O primeiro curso de atualização em pediatria organizado por um fabricante de fórmulas infantis aconteceu em 1956. A indústria também premiava, à época, aqueles que ela considerava os melhores trabalhos acadêmicos em puericultura publicados no país.

Com esse tipo de tática, as fórmulas infantis foram progressivamente ganhando mercado no Brasil, em detrimento da amamentação. Ganharam força mitos como “leite materno fraco ou insuficiente” e “fórmula infantil equivalente ao leite humano”. Esse movimento aconteceu de forma global e teve repercussões devastadoras, especialmente para países de baixa renda.

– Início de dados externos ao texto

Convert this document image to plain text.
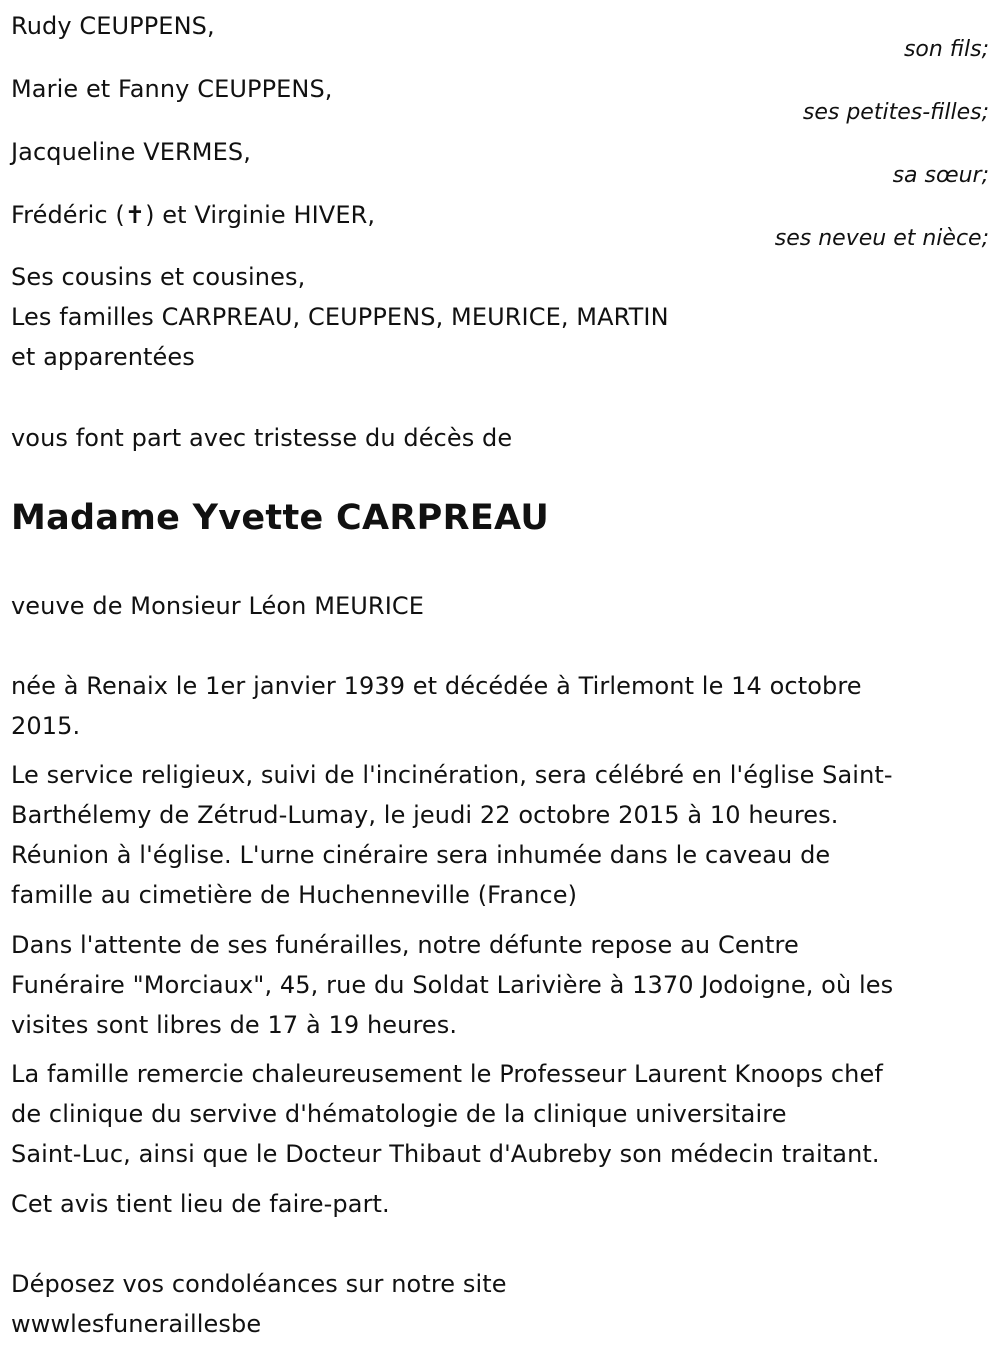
Rudy CEUPPENS,
son fils;
Marie et Fanny CEUPPENS,
ses petites-filles;
Jacqueline VERMES,
sa sœur;
Frédéric (✝) et Virginie HIVER,
ses neveu et nièce;
Ses cousins et cousines,
Les familles CARPREAU, CEUPPENS, MEURICE, MARTIN
et apparentées
vous font part avec tristesse du décès de
Madame Yvette CARPREAU
veuve de Monsieur Léon MEURICE
née à Renaix le 1er janvier 1939 et décédée à Tirlemont le 14 octobre
2015.
Le service religieux, suivi de l'incinération, sera célébré en l'église Saint-
Barthélemy de Zétrud-Lumay, le jeudi 22 octobre 2015 à 10 heures.
Réunion à l'église. L'urne cinéraire sera inhumée dans le caveau de
famille au cimetière de Huchenneville (France)
Dans l'attente de ses funérailles, notre défunte repose au Centre
Funéraire "Morciaux", 45, rue du Soldat Larivière à 1370 Jodoigne, où les
visites sont libres de 17 à 19 heures.
La famille remercie chaleureusement le Professeur Laurent Knoops chef
de clinique du servive d'hématologie de la clinique universitaire
Saint-Luc, ainsi que le Docteur Thibaut d'Aubreby son médecin traitant.
Cet avis tient lieu de faire-part.
Déposez vos condoléances sur notre site
wwwlesfuneraillesbe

O PROBLEMA DOS BICOS ARTIFICIAIS
O uso de mamadeiras e chupetas faz parte do imaginário relacionado ao universo dos bebês. Esses utensílios, no entanto, prejudicam o aleitamento materno e devem ser evitados. Alguns dos problemas por eles causados são:
Confusão de bicos – o bebê pode rejeitar o seio materno por conta do uso de mamadeiras, já que o esforço para sugar é menor
Problemas no desenvolvimento orofacial
Dificuldades fonoaudiológicas
Maior ocorrência de otites
Dificuldade no desenvolvimento do mecanismo de fome e saciedade
Problemas devido à falta de higienização

Em 1974, o relatório The Baby Killer (A Matadora de Bebês, em tradução livre) acusa a indústria de fórmulas infantis de causar a morte de crianças em países pobres, por usar diversas técnicas de marketing de seus produtos em comunidades sem condições sanitárias suficientes. Sem água potável para as fórmulas e para a higienização dos recipientes necessários para seu uso, houve um aumento no número de crianças doentes e de mortes relacionadas à higiene.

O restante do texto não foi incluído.